The last in-depth two-volume monograph on wood ants, published by Karl Gößwald over 25 years ago in German language, is now largely outdated.

This recent volume draws together 13 chapters provided by 23 co-authors from various biological disciplines and regions. I found this a
most welcome addition to the ant literature. It makes accessible the current state of the art in wood ant research to a broad international
audience. The book starts with an overview of the systematics (including an identification key, separately for the Palaearctic and Nearctic
species) and distribution of wood ants. It continues with chapters on sociobiology, population genetics, ant community ecology, biotic
interactions with mutualists and ant guests, and the role of mound building ants for ecosystem functioning. Some more applied chapters
on aspects of conservation, monitoring and management complement this volume.

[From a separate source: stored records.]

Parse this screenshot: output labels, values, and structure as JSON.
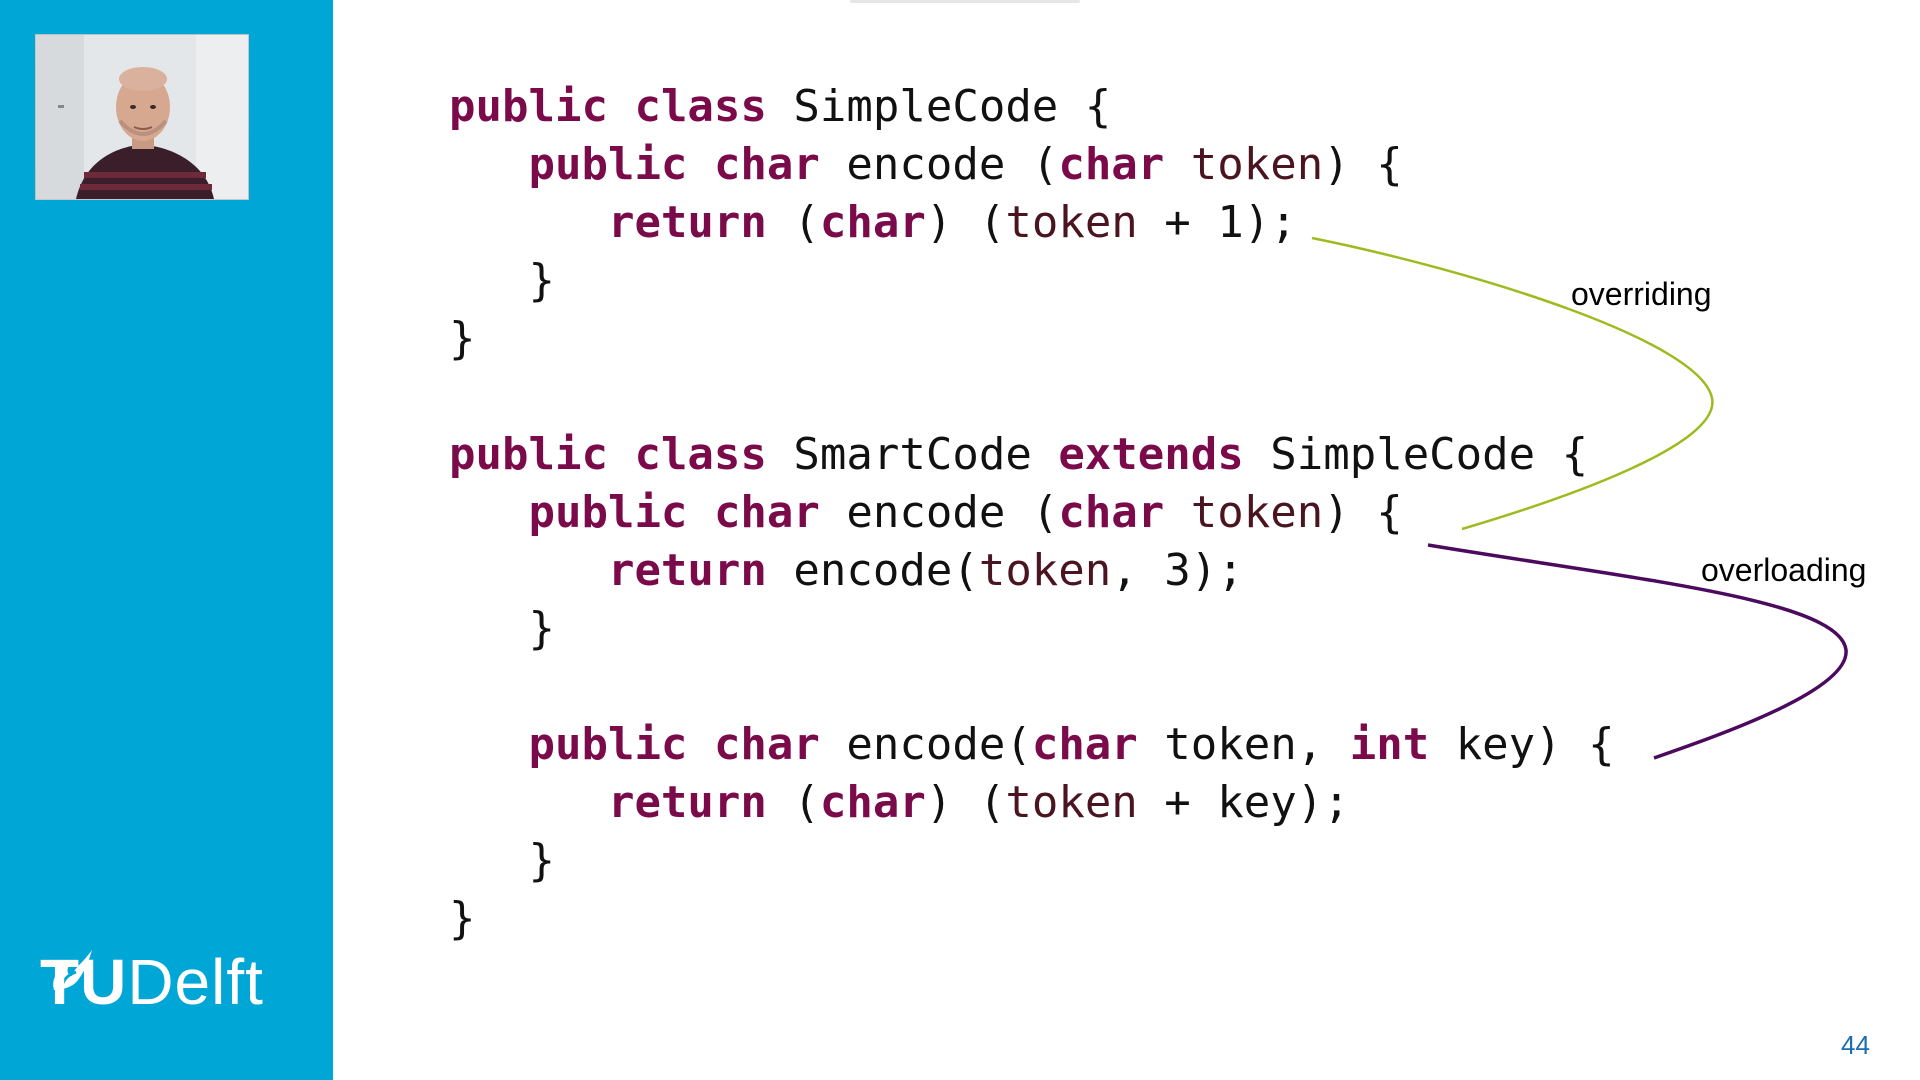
{
  "colors": {
    "sidebar": "#00A6D6",
    "keyword": "#7A0A4A",
    "overriding_arrow": "#9cbb1f",
    "overloading_arrow": "#4b0a5e",
    "slide_number": "#1a6fb0"
  },
  "logo": {
    "tu": "TU",
    "delft": "Delft"
  },
  "webcam": {
    "icon": "presenter-video"
  },
  "code": {
    "lines": [
      [
        {
          "k": "kw",
          "t": "public"
        },
        {
          "k": "pl",
          "t": " "
        },
        {
          "k": "kw",
          "t": "class"
        },
        {
          "k": "pl",
          "t": " SimpleCode {"
        }
      ],
      [
        {
          "k": "pl",
          "t": "   "
        },
        {
          "k": "kw",
          "t": "public"
        },
        {
          "k": "pl",
          "t": " "
        },
        {
          "k": "kw",
          "t": "char"
        },
        {
          "k": "pl",
          "t": " encode ("
        },
        {
          "k": "kw",
          "t": "char"
        },
        {
          "k": "pl",
          "t": " "
        },
        {
          "k": "id",
          "t": "token"
        },
        {
          "k": "pl",
          "t": ") {"
        }
      ],
      [
        {
          "k": "pl",
          "t": "      "
        },
        {
          "k": "kw",
          "t": "return"
        },
        {
          "k": "pl",
          "t": " ("
        },
        {
          "k": "kw",
          "t": "char"
        },
        {
          "k": "pl",
          "t": ") ("
        },
        {
          "k": "id",
          "t": "token"
        },
        {
          "k": "pl",
          "t": " + 1);"
        }
      ],
      [
        {
          "k": "pl",
          "t": "   }"
        }
      ],
      [
        {
          "k": "pl",
          "t": "}"
        }
      ],
      [
        {
          "k": "pl",
          "t": ""
        }
      ],
      [
        {
          "k": "kw",
          "t": "public"
        },
        {
          "k": "pl",
          "t": " "
        },
        {
          "k": "kw",
          "t": "class"
        },
        {
          "k": "pl",
          "t": " SmartCode "
        },
        {
          "k": "kw",
          "t": "extends"
        },
        {
          "k": "pl",
          "t": " SimpleCode {"
        }
      ],
      [
        {
          "k": "pl",
          "t": "   "
        },
        {
          "k": "kw",
          "t": "public"
        },
        {
          "k": "pl",
          "t": " "
        },
        {
          "k": "kw",
          "t": "char"
        },
        {
          "k": "pl",
          "t": " encode ("
        },
        {
          "k": "kw",
          "t": "char"
        },
        {
          "k": "pl",
          "t": " "
        },
        {
          "k": "id",
          "t": "token"
        },
        {
          "k": "pl",
          "t": ") {"
        }
      ],
      [
        {
          "k": "pl",
          "t": "      "
        },
        {
          "k": "kw",
          "t": "return"
        },
        {
          "k": "pl",
          "t": " encode("
        },
        {
          "k": "id",
          "t": "token"
        },
        {
          "k": "pl",
          "t": ", 3);"
        }
      ],
      [
        {
          "k": "pl",
          "t": "   }"
        }
      ],
      [
        {
          "k": "pl",
          "t": ""
        }
      ],
      [
        {
          "k": "pl",
          "t": "   "
        },
        {
          "k": "kw",
          "t": "public"
        },
        {
          "k": "pl",
          "t": " "
        },
        {
          "k": "kw",
          "t": "char"
        },
        {
          "k": "pl",
          "t": " encode("
        },
        {
          "k": "kw",
          "t": "char"
        },
        {
          "k": "pl",
          "t": " token, "
        },
        {
          "k": "kw",
          "t": "int"
        },
        {
          "k": "pl",
          "t": " key) {"
        }
      ],
      [
        {
          "k": "pl",
          "t": "      "
        },
        {
          "k": "kw",
          "t": "return"
        },
        {
          "k": "pl",
          "t": " ("
        },
        {
          "k": "kw",
          "t": "char"
        },
        {
          "k": "pl",
          "t": ") ("
        },
        {
          "k": "id",
          "t": "token"
        },
        {
          "k": "pl",
          "t": " + key);"
        }
      ],
      [
        {
          "k": "pl",
          "t": "   }"
        }
      ],
      [
        {
          "k": "pl",
          "t": "}"
        }
      ]
    ]
  },
  "annotations": {
    "overriding": "overriding",
    "overloading": "overloading"
  },
  "slide_number": "44"
}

All chapters give an upto-date introduction into their topics with special focus on Formica ants. Each chapter has a conclusions paragraph
at its end, which in some way serves as a helpful short summary for the quick reader. A particular asset of all chapters is that they provide
extensive reference to parts of the literature that are often not so easy to locate, including papers written in languages other than English or
published in less "conspicuous" journals or books. Here, the specific literature is really done justice, including papers that stretch into
forestry science and alike. I was also impressed by the good balance between most recent and more "classical" references in all chapters.
My only criticism relates to a few figures reproduced in such a small size that it is difficult to distinguish symbols (e.g., Fig. 3.1. and Fig. 7.5).
Also the contrast in some photographs reproduced as half-tone graphics in print limits the information value of these illustrations. But
these are really very minor shortcomings. In summary, this book is to be recommended to any scientist with a specific interest in wood ants,
be it from an academic or a more applied perspective. Personally, I will benefit a lot from this new volume for my own academic teaching.